Edith Holler

Written by Edward Carey
Review by Kristen McDermott

This fascinating, dreamlike novel is hard to categorize. Set in 1901 Norwich, England, this penny-dreadful-inspired tale of haunted theaters, murderous stepmothers, cannibalism, ghosts, and disguises takes place almost entirely inside the mind of a precocious pre-teen girl. Edith Holler has lived her entire life within the confines of the venerable Holler Theatre, kept there by her superstitious theatrical family because of a mad aunt’s curse. Believing she could never leave the building without causing its immediate destruction, the sickly child turns to books for a window into the outside world, becoming an expert on the history of her beloved Norwich as well as the folklore that suggests its main export, the sweet, blood-red Beetle Spread, contains missing children as its main ingredient. When she decides to write a play about the wicked history of Beetle Spread (and the family that owns its factory), all hell literally begins to break loose.
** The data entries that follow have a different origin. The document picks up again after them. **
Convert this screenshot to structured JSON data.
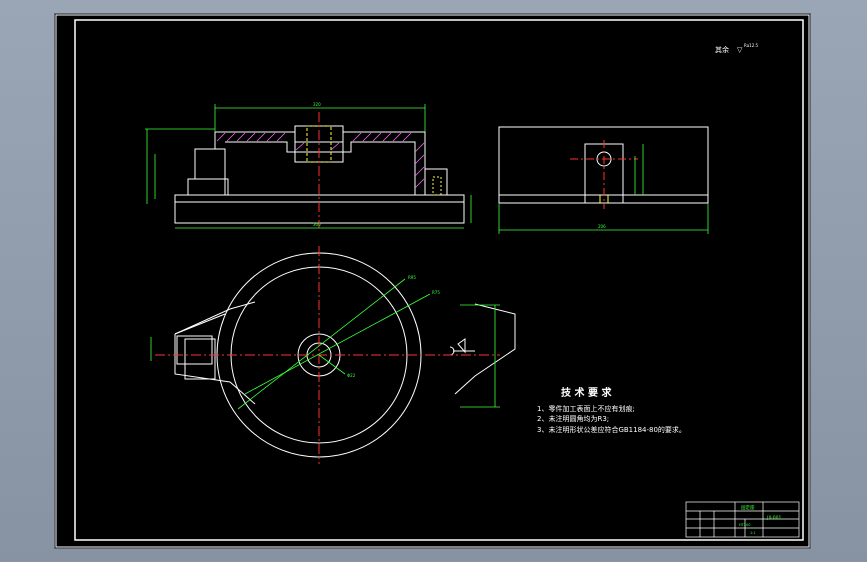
{
  "roughness_note": "其余",
  "roughness_symbol": "▽",
  "roughness_value": "Ra12.5",
  "tech_requirements": {
    "title": "技 术 要 求",
    "items": [
      "1、零件加工表面上不应有划痕;",
      "2、未注明圆角均为R3;",
      "3、未注明形状公差应符合GB1184-80的要求。"
    ]
  },
  "dimensions": {
    "front_width": "320",
    "front_base": "300",
    "side_width": "206",
    "dim_radius_large": "R95",
    "dim_radius_mid": "R75",
    "dim_bore": "Φ22"
  },
  "title_block": {
    "part_name": "固定座",
    "drawing_no": "JX-001",
    "material": "HT200",
    "scale": "1:1"
  },
  "colors": {
    "outline": "#ffffff",
    "dimension": "#3cff3c",
    "centerline": "#ff3030",
    "hatch": "#ff66ff",
    "hidden": "#ffff33",
    "frame": "#ffffff"
  }
}
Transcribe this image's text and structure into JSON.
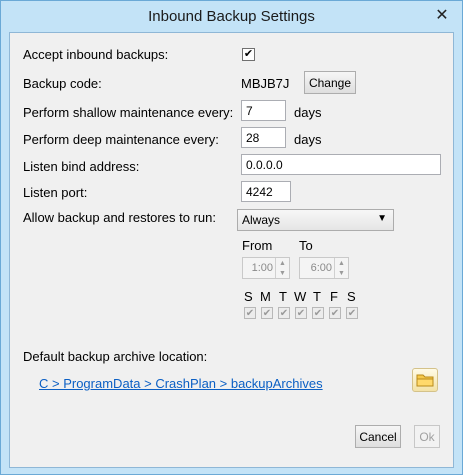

This summary doesn’t do justice to the hallucinatory, madcap nature of Carey’s prose and the power of Edith’s point of view. Her resourcefulness and courage force us to take her version of the sinister forces threatening her beloved home at face value. The meticulously researched narrative includes the author’s illustrations of the outlandish theater folk, which are actually made mostly unnecessary by the vividness of Carey’s descriptions. Because Edith’s imagination is so mesmerizing, it’s hard to be certain whether this novel is historical fantasy or whether we are as taken in by Edith’s fantasies as the other characters are. Either way, the book is full of surprises and often-hilarious observations about the many layers of history even the most ordinary of towns can perch upon.